June 21, 2024

In honor of Asian American and Pacific Islander (AAPI) Heritage Month, the University of Kentucky College of Public Health is highlighting the achievements and contributions of AAPI individuals within its community. This month-long celebration serves to recognize the rich cultural heritage and significant impact that Asian Americans and Pacific Islanders have made in various fields, including academia, research, and public health.

LEXINGTON, Ky. (May 24, 2024) — Growing up in an industrial city in China, Tianjun Lu, Ph.D., developed an awareness of environmental challenges and the relationship between the built environment and public health.

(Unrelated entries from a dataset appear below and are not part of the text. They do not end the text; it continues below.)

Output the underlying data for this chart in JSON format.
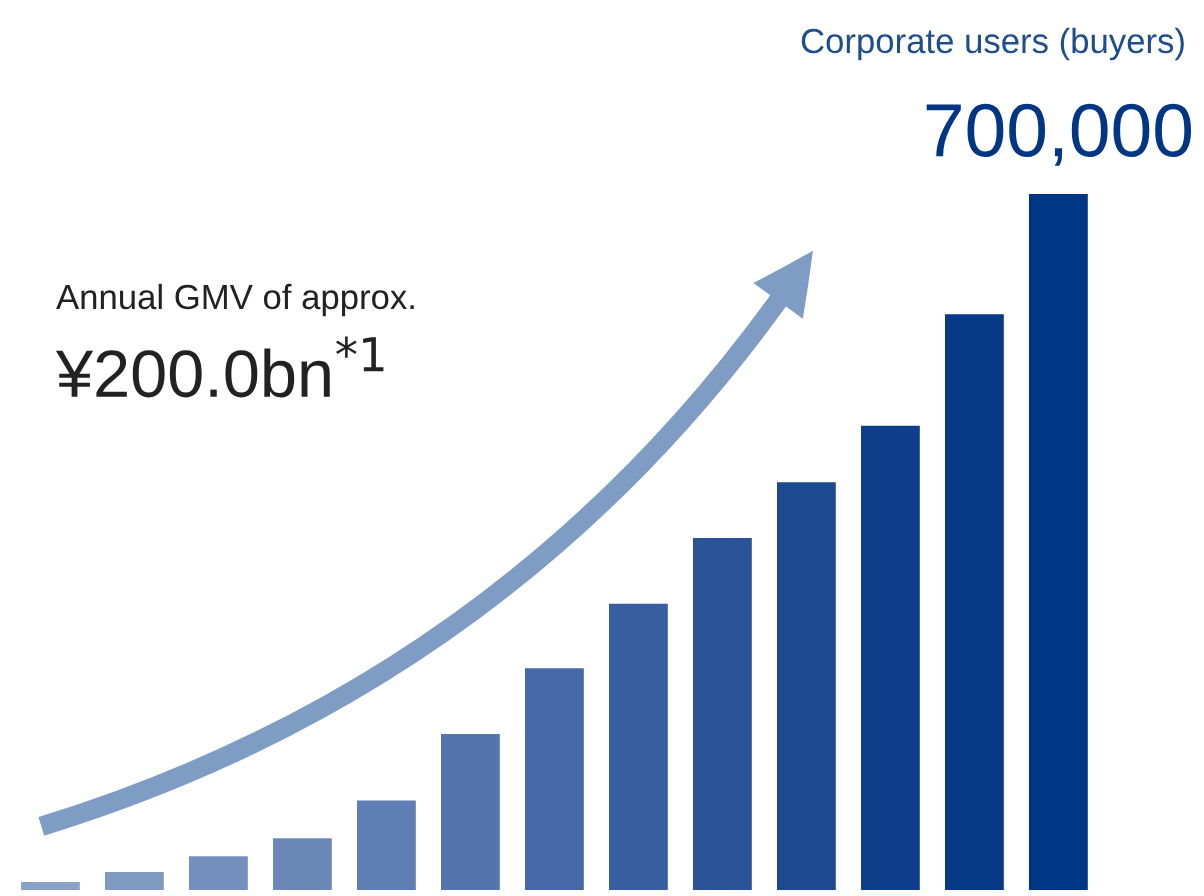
{
  "chart_data": {
    "type": "bar",
    "title": "Corporate users (buyers)",
    "categories": [
      null,
      null,
      null,
      null,
      null,
      null,
      null,
      null,
      null,
      null,
      null,
      null,
      null
    ],
    "values": [
      8000,
      18000,
      34000,
      52000,
      90000,
      157000,
      223000,
      288000,
      354000,
      410000,
      467000,
      579000,
      700000
    ],
    "colors": [
      "#8aa2c8",
      "#7f99c3",
      "#7590be",
      "#6a87b8",
      "#5f7eb3",
      "#5374ad",
      "#4569a6",
      "#375e9f",
      "#2a5398",
      "#1d4991",
      "#0f3f8b",
      "#063986",
      "#003684"
    ],
    "value_labels": [
      null,
      null,
      null,
      null,
      null,
      null,
      null,
      null,
      null,
      null,
      null,
      null,
      "700,000"
    ],
    "annotations": [
      "Annual GMV of approx.",
      "¥200.0bn$^{*1}$"
    ]
  }
}
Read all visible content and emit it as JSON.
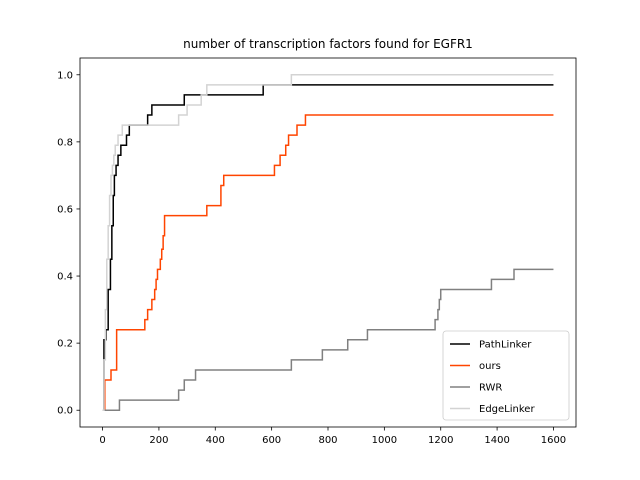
{
  "chart_data": {
    "type": "line",
    "title": "number of transcription factors found for EGFR1",
    "xlabel": "",
    "ylabel": "",
    "xlim": [
      -80,
      1680
    ],
    "ylim": [
      -0.05,
      1.05
    ],
    "x_ticks": [
      0,
      200,
      400,
      600,
      800,
      1000,
      1200,
      1400,
      1600
    ],
    "y_ticks": [
      0.0,
      0.2,
      0.4,
      0.6,
      0.8,
      1.0
    ],
    "x_tick_labels": [
      "0",
      "200",
      "400",
      "600",
      "800",
      "1000",
      "1200",
      "1400",
      "1600"
    ],
    "y_tick_labels": [
      "0.0",
      "0.2",
      "0.4",
      "0.6",
      "0.8",
      "1.0"
    ],
    "grid": false,
    "legend_position": "lower-right",
    "step": true,
    "series": [
      {
        "name": "PathLinker",
        "color": "#000000",
        "points": [
          [
            0,
            0
          ],
          [
            5,
            0.21
          ],
          [
            12,
            0.24
          ],
          [
            20,
            0.36
          ],
          [
            28,
            0.45
          ],
          [
            33,
            0.55
          ],
          [
            38,
            0.64
          ],
          [
            42,
            0.7
          ],
          [
            48,
            0.73
          ],
          [
            55,
            0.76
          ],
          [
            65,
            0.79
          ],
          [
            85,
            0.82
          ],
          [
            95,
            0.85
          ],
          [
            160,
            0.88
          ],
          [
            175,
            0.91
          ],
          [
            290,
            0.94
          ],
          [
            570,
            0.97
          ],
          [
            1600,
            0.97
          ]
        ]
      },
      {
        "name": "ours",
        "color": "#ff4500",
        "points": [
          [
            0,
            0
          ],
          [
            8,
            0.09
          ],
          [
            30,
            0.12
          ],
          [
            50,
            0.24
          ],
          [
            150,
            0.27
          ],
          [
            160,
            0.3
          ],
          [
            175,
            0.33
          ],
          [
            185,
            0.36
          ],
          [
            190,
            0.39
          ],
          [
            195,
            0.42
          ],
          [
            205,
            0.45
          ],
          [
            210,
            0.48
          ],
          [
            215,
            0.52
          ],
          [
            220,
            0.58
          ],
          [
            370,
            0.61
          ],
          [
            420,
            0.67
          ],
          [
            430,
            0.7
          ],
          [
            610,
            0.73
          ],
          [
            630,
            0.76
          ],
          [
            650,
            0.79
          ],
          [
            660,
            0.82
          ],
          [
            690,
            0.85
          ],
          [
            720,
            0.88
          ],
          [
            1600,
            0.88
          ]
        ]
      },
      {
        "name": "RWR",
        "color": "#808080",
        "points": [
          [
            0,
            0
          ],
          [
            60,
            0.03
          ],
          [
            270,
            0.06
          ],
          [
            290,
            0.09
          ],
          [
            330,
            0.12
          ],
          [
            670,
            0.15
          ],
          [
            780,
            0.18
          ],
          [
            870,
            0.21
          ],
          [
            940,
            0.24
          ],
          [
            1180,
            0.27
          ],
          [
            1190,
            0.3
          ],
          [
            1195,
            0.33
          ],
          [
            1200,
            0.36
          ],
          [
            1380,
            0.39
          ],
          [
            1460,
            0.42
          ],
          [
            1600,
            0.42
          ]
        ]
      },
      {
        "name": "EdgeLinker",
        "color": "#d3d3d3",
        "points": [
          [
            0,
            0
          ],
          [
            5,
            0.15
          ],
          [
            10,
            0.3
          ],
          [
            15,
            0.45
          ],
          [
            20,
            0.55
          ],
          [
            25,
            0.64
          ],
          [
            30,
            0.7
          ],
          [
            35,
            0.73
          ],
          [
            40,
            0.76
          ],
          [
            45,
            0.79
          ],
          [
            55,
            0.82
          ],
          [
            70,
            0.85
          ],
          [
            270,
            0.88
          ],
          [
            300,
            0.91
          ],
          [
            350,
            0.94
          ],
          [
            370,
            0.97
          ],
          [
            670,
            1.0
          ],
          [
            1600,
            1.0
          ]
        ]
      }
    ]
  }
}
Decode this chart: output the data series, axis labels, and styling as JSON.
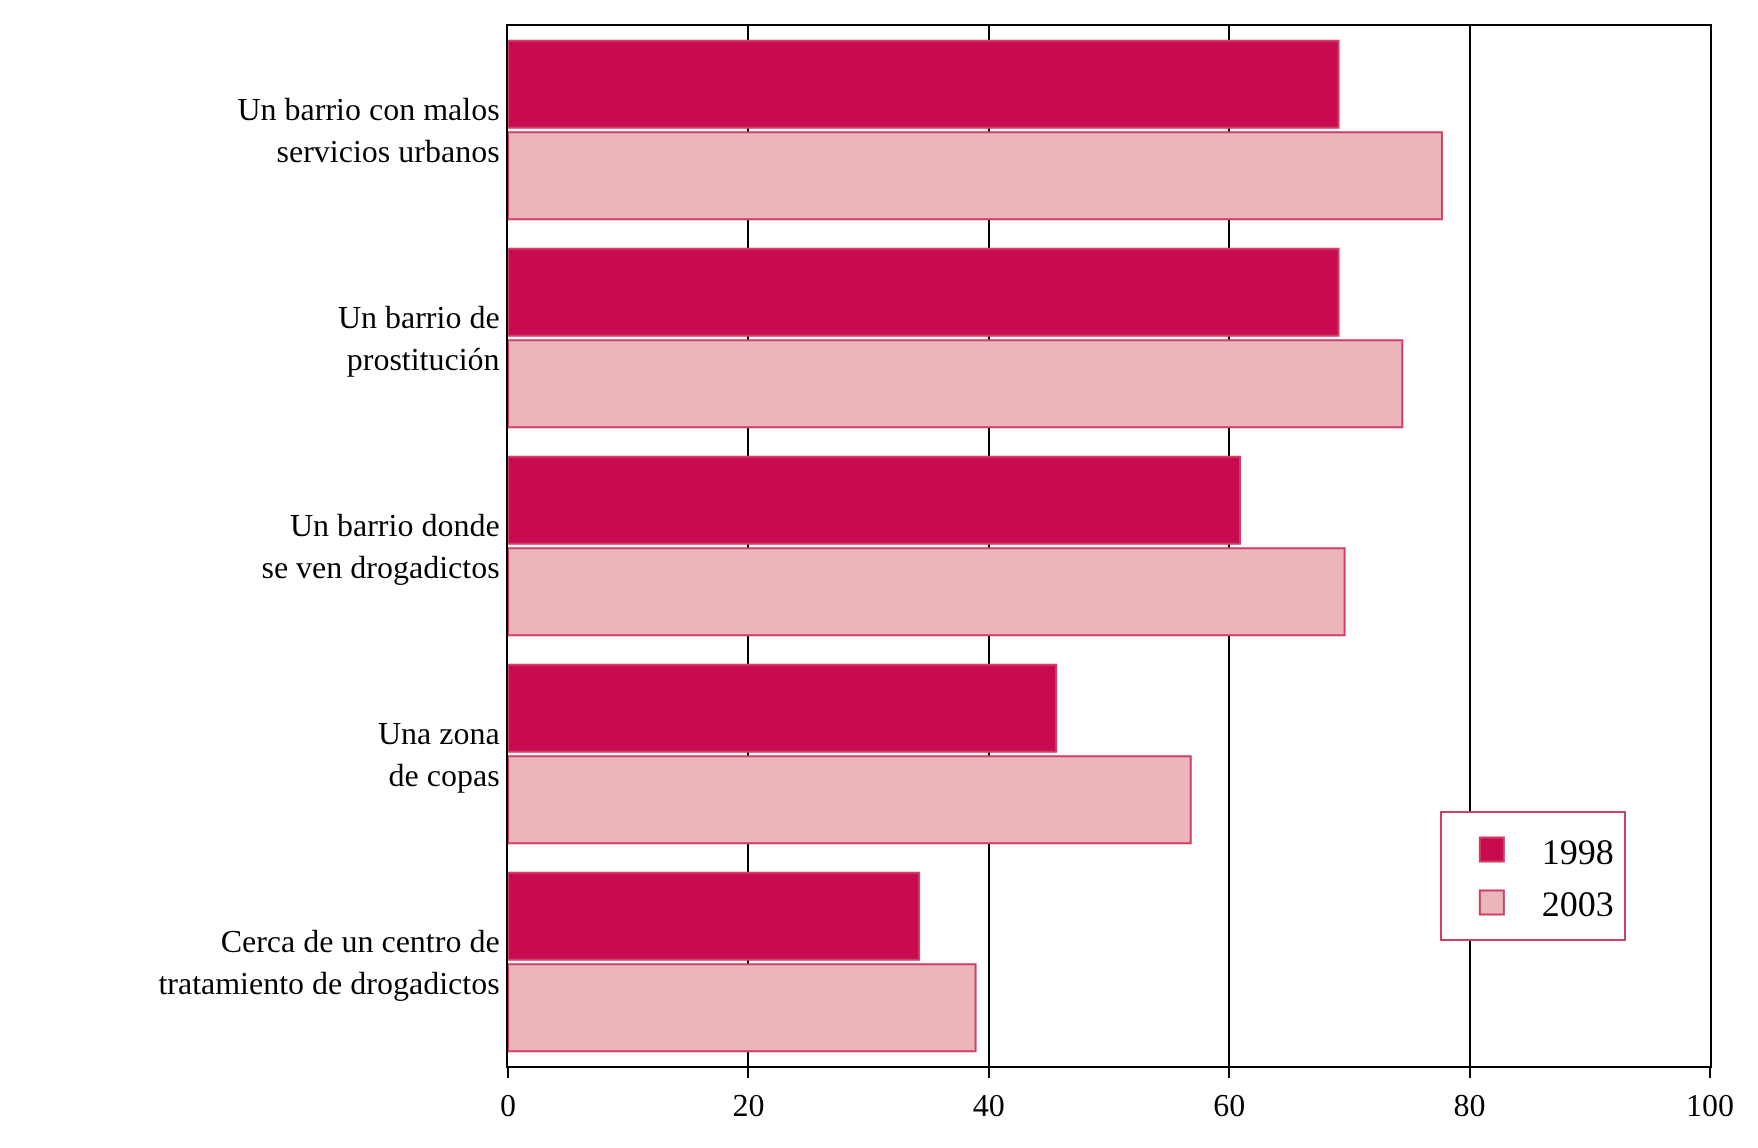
{
  "chart_data": {
    "type": "bar",
    "orientation": "horizontal",
    "categories": [
      "Un barrio con malos\nservicios urbanos",
      "Un barrio de\nprostitución",
      "Un barrio donde\nse ven drogadictos",
      "Una zona\nde copas",
      "Cerca de un centro de\ntratamiento de drogadictos"
    ],
    "series": [
      {
        "name": "1998",
        "color": "#c80a50",
        "values": [
          69.1,
          69.1,
          60.9,
          45.6,
          34.2
        ]
      },
      {
        "name": "2003",
        "color": "#ebb6bb",
        "values": [
          77.7,
          74.4,
          69.6,
          56.8,
          38.9
        ]
      }
    ],
    "xlim": [
      0,
      100
    ],
    "xticks": [
      0,
      20,
      40,
      60,
      80,
      100
    ],
    "grid": "x",
    "legend": "bottom right"
  }
}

His journey began in Huangshi, a city nestled near Wuhan, China, where he immersed himself in various roles, from working at the Bureau of Urban Planning and Construction Management to teaching English at the esteemed New Oriental School. These experiences ignited his passion for urban planning and propelled him toward further education in the United States.

Lu recently joined the University of Kentucky College of Public Health (UK CPH) as an assistant professor in the Department of Epidemiology and Environmental Health.

“I was drawn to the University of Kentucky primarily because it provides an ideal platform to leverage my multidisciplinary background in urban planning, exposure science and geospatial techniques for advancing environmental health research,” he said.

The warm welcome from the department and the collaborative environment reinforced his decision, making CPH an ideal fit for his research interests.

According to Lu, his Chinese heritage significantly shapes his approach to research and community engagement. He emphasized the importance of understanding the diverse backgrounds and cultures of the communities being studied, ensuring that research efforts are both beneficial and respectful.  

“It’s crucial to respect diverse cultures and ensure that our research benefits not only ourselves but, more importantly, the communities we aim to shape,” said Lu. “A holistic approach to problem solving ensures that my research is comprehensive and impactful.”

The BEAM Lab

Inspired by his desire to unravel the intricate relationships between the environment and health, particularly in regions grappling with longstanding environmental challenges, Lu established the Built Environment, Air, and Mobility (BEAM) Lab. His vision is to integrate various disciplines such as the built environment — which refers to man-made structures, features, and facilities viewed collectively as an environment in which people live and work — air quality, mobility patterns and public health.  

One area that BEAM is working with is the Gulf Region of Texas, specifically the cities of Beaumont and Port Arthur, which have longstanding health and air quality issues.  

The project aims to enhance air quality data, empower communities and improve public health awareness in the region. Outdoor air pollution data collected by community members using low-cost sensors will be used to develop models for health impact assessments and health disparity analyses. Ultimately, the project seeks to drive interventions and policy changes to address health disparities and promote health equity in the Beaumont-Port Arthur region.

“We plan to launch follow-up initiatives to incorporate indoor air quality monitoring as well, as people spend more than 80% at home,” said Lu. “Having indoor and outdoor air quality monitoring will be helpful for health intervention studies as well.”

Embracing Mentoring and Cultural Pride

The BEAM Lab actively seeks students interested in tackling projects related to environmental health, air quality, and mobility issues.

Lu follows a tailored approach to mentoring that prioritizes students’ interests and passions over their backgrounds. He believes in understanding each student’s aspirations and has mentored 13 students through the BEAM Lab, with many of them securing notable positions or pursuing advanced degrees in related fields.

Regarding advice for underrepresented groups in academia, Lu emphasizes finding one’s voice, sharing it confidently, and believing in the value of one’s contributions to the academic community. He also encourages authenticity, urging individuals to stay grounded in their cultural heritage as a source of strength and perspective.

“Stay resilient and true to yourself,” he advised. “While embracing the cultures around you, remember that your home culture is also a source of strength. Celebrate with family, friends, colleagues, and those curious about your culture. By staying grounded in your identity, you can navigate challenges with confidence and bring your unique perspective to your work.”